Remember the famous Flex Magazine training photos by Lund and articles by athletes featured in the photos?
In each magazine you’d read about the best exercises, sets and reps that almost guaranteed lightning fast results. Who can forget “Bigger biceps in 12 weeks” or “Add inches to your calves in 8 weeks?” And of course these articles and photos, although fascinating, in reality were somewhat confusing and contradicting due the fact that the athletes were all drastically different in their approach. High volume, low volume, free weights, machines. And it went on and on.
Dorian Yates suggested one set per exercise, but when you watched him train he actually performed a few sets rather than one as he claimed. According to Dorian’s explanation when he was asked, he didn’t count the first 2-3 sets, as he referred to them as “warm up” sets. He also believed in low, heavy, intense, to failure reps for his “working” sets.
On the other hand, Ronnie Coleman believed in higher volume and reps in the range of 12-15. Jay Cutler was training in a very high volume style, using lots of various exercises per body part and with a rep range closer to Ronnie’s style, although with much better and controlled form, as Ronnie was often criticized for his less than stellar form. Arnold Schwarzenegger was probably doing even more, as he was training for hours at a time.
So here you have it. four Olympia Champions, all legends in bodybuilding, but each employing dramatically different approaches to training. Yet each reaching their maximum potential and becoming the world’s best, in the process beating some fierce competition who arguably worked just as hard.
So whose training style was the best?
The answer, as you might already suspect, is that there was no best. They were all right in their approach and have their amazing accomplishments to back up these facts.

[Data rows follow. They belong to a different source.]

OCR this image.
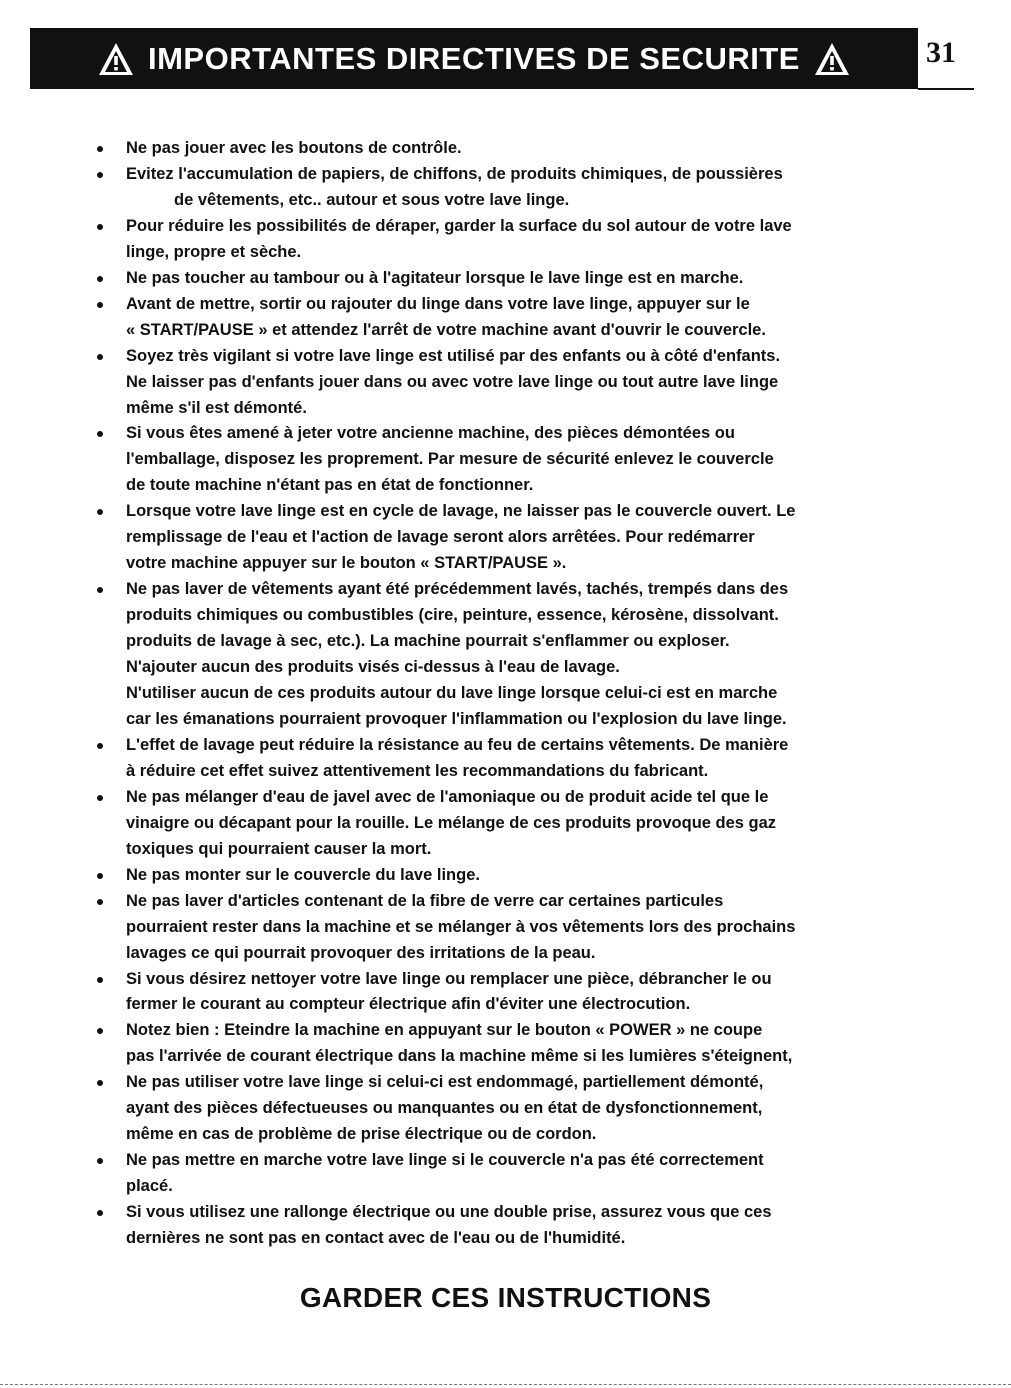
IMPORTANTES DIRECTIVES DE SECURITE	31
Ne pas jouer avec les boutons de contrôle.
Evitez l'accumulation de papiers, de chiffons, de produits chimiques, de poussières
de vêtements, etc.. autour et sous votre lave linge.
Pour réduire les possibilités de déraper, garder la surface du sol autour de votre lave
linge, propre et sèche.
Ne pas toucher au tambour ou à l'agitateur lorsque le lave linge est en marche.
Avant de mettre, sortir ou rajouter du linge dans votre lave linge, appuyer sur le
« START/PAUSE » et attendez l'arrêt de votre machine avant d'ouvrir le couvercle.
Soyez très vigilant si votre lave linge est utilisé par des enfants ou à côté d'enfants.
Ne laisser pas d'enfants jouer dans ou avec votre lave linge ou tout autre lave linge
même s'il est démonté.
Si vous êtes amené à jeter votre ancienne machine, des pièces démontées ou
l'emballage, disposez les proprement. Par mesure de sécurité enlevez le couvercle
de toute machine n'étant pas en état de fonctionner.
Lorsque votre lave linge est en cycle de lavage, ne laisser pas le couvercle ouvert. Le
remplissage de l'eau et l'action de lavage seront alors arrêtées. Pour redémarrer
votre machine appuyer sur le bouton « START/PAUSE ».
Ne pas laver de vêtements ayant été précédemment lavés, tachés, trempés dans des
produits chimiques ou combustibles (cire, peinture, essence, kérosène, dissolvant.
produits de lavage à sec, etc.). La machine pourrait s'enflammer ou exploser.
N'ajouter aucun des produits visés ci-dessus à l'eau de lavage.
N'utiliser aucun de ces produits autour du lave linge lorsque celui-ci est en marche
car les émanations pourraient provoquer l'inflammation ou l'explosion du lave linge.
L'effet de lavage peut réduire la résistance au feu de certains vêtements. De manière
à réduire cet effet suivez attentivement les recommandations du fabricant.
Ne pas mélanger d'eau de javel avec de l'amoniaque ou de produit acide tel que le
vinaigre ou décapant pour la rouille. Le mélange de ces produits provoque des gaz
toxiques qui pourraient causer la mort.
Ne pas monter sur le couvercle du lave linge.
Ne pas laver d'articles contenant de la fibre de verre car certaines particules
pourraient rester dans la machine et se mélanger à vos vêtements lors des prochains
lavages ce qui pourrait provoquer des irritations de la peau.
Si vous désirez nettoyer votre lave linge ou remplacer une pièce, débrancher le ou
fermer le courant au compteur électrique afin d'éviter une électrocution.
Notez bien : Eteindre la machine en appuyant sur le bouton « POWER » ne coupe
pas l'arrivée de courant électrique dans la machine même si les lumières s'éteignent,
Ne pas utiliser votre lave linge si celui-ci est endommagé, partiellement démonté,
ayant des pièces défectueuses ou manquantes ou en état de dysfonctionnement,
même en cas de problème de prise électrique ou de cordon.
Ne pas mettre en marche votre lave linge si le couvercle n'a pas été correctement
placé.
Si vous utilisez une rallonge électrique ou une double prise, assurez vous que ces
dernières ne sont pas en contact avec de l'eau ou de l'humidité.
GARDER CES INSTRUCTIONS
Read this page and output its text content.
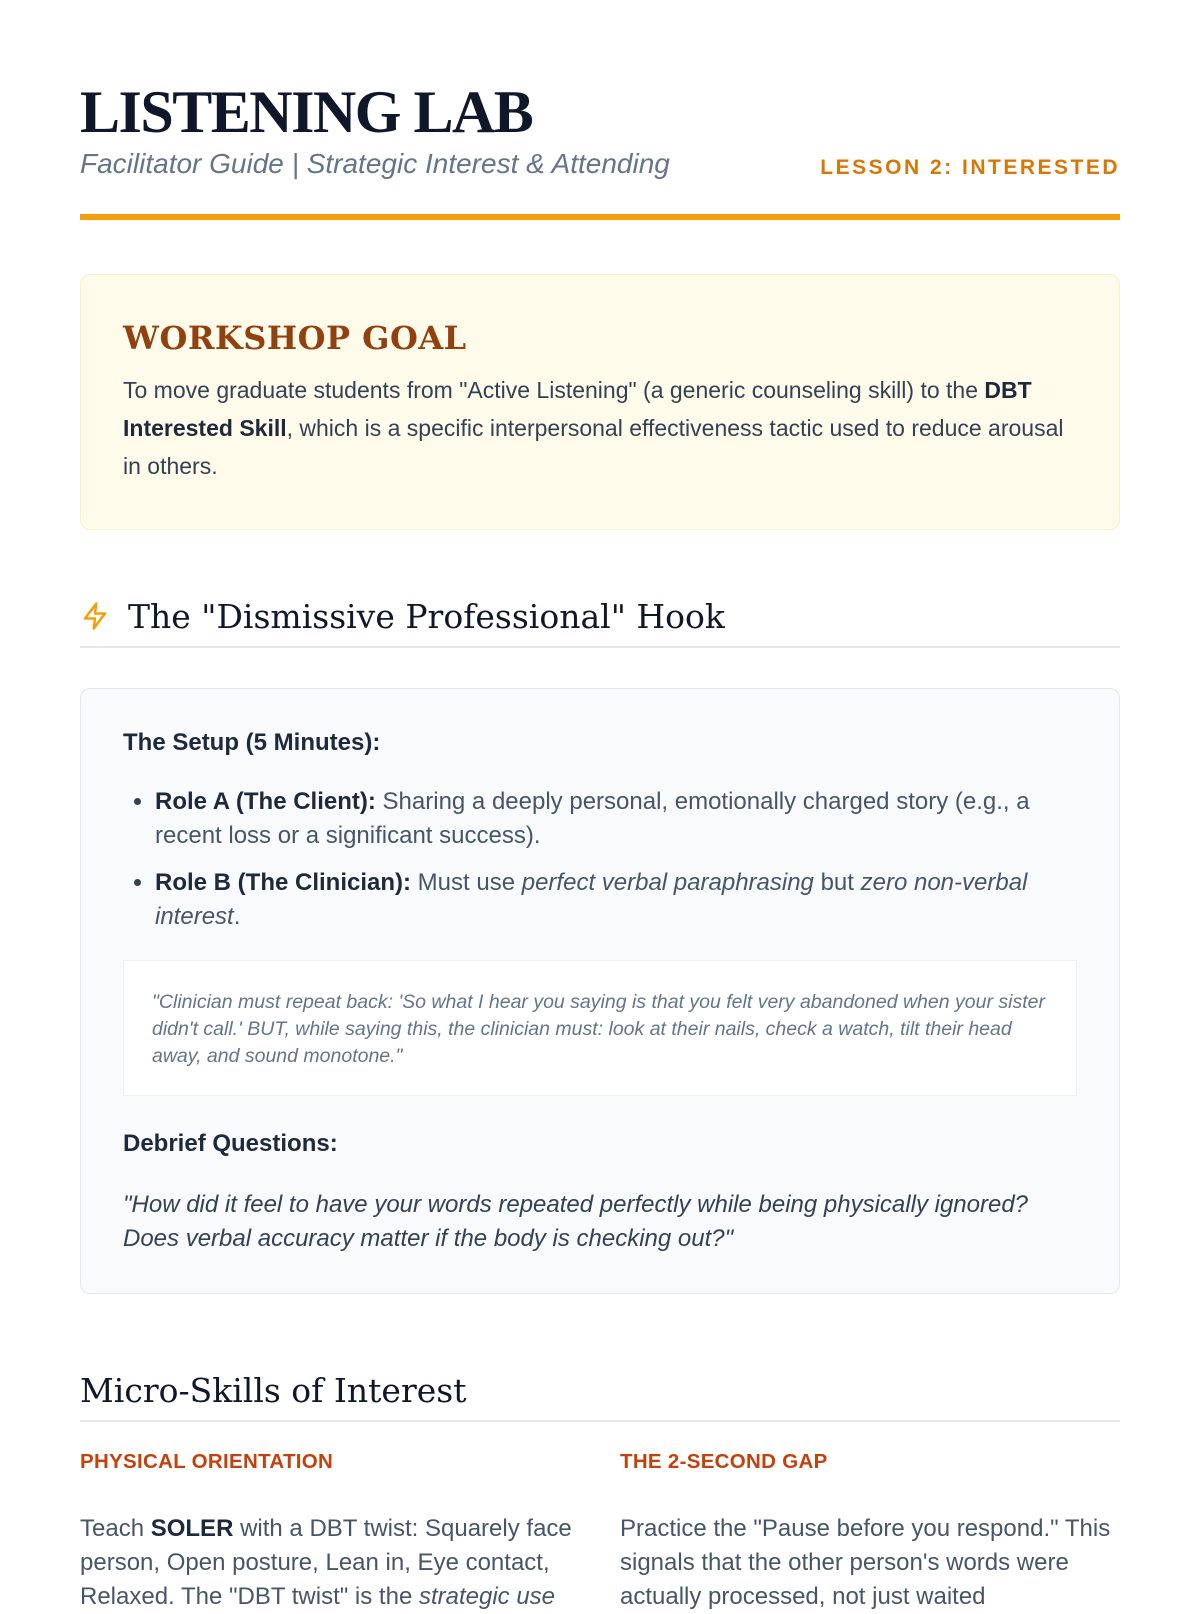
LISTENING LAB
Facilitator Guide | Strategic Interest & Attending	LESSON 2: INTERESTED
WORKSHOP GOAL

To move graduate students from "Active Listening" (a generic counseling skill) to the DBT Interested Skill, which is a specific interpersonal effectiveness tactic used to reduce arousal in others.

The "Dismissive Professional" Hook

The Setup (5 Minutes):

• Role A (The Client): Sharing a deeply personal, emotionally charged story (e.g., a recent loss or a significant success).
• Role B (The Clinician): Must use perfect verbal paraphrasing but zero non-verbal interest.

"Clinician must repeat back: 'So what I hear you saying is that you felt very abandoned when your sister didn't call.' BUT, while saying this, the clinician must: look at their nails, check a watch, tilt their head away, and sound monotone."

Debrief Questions:

"How did it feel to have your words repeated perfectly while being physically ignored? Does verbal accuracy matter if the body is checking out?"

Micro-Skills of Interest

PHYSICAL ORIENTATION

Teach SOLER with a DBT twist: Squarely face person, Open posture, Lean in, Eye contact, Relaxed. The "DBT twist" is the strategic use

THE 2-SECOND GAP

Practice the "Pause before you respond." This signals that the other person's words were actually processed, not just waited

In conclusion, it’s not about the right or wrong approach, it’s about the results, which in essence dictate your ultimate success. Without a shadow of a doubt you have to do your own research, ask questions from reliable, knowledgeable and experienced lifters, but at the end of the day, you must remember that we are all different and unique in our approach. And what might work for one person might not work for the other. Research, trial and error, as well as time are of absolute essence in order to find out what works best for you, and then once you do find it, give your absolute best, as it’s the only way to truly reach your maximum potential.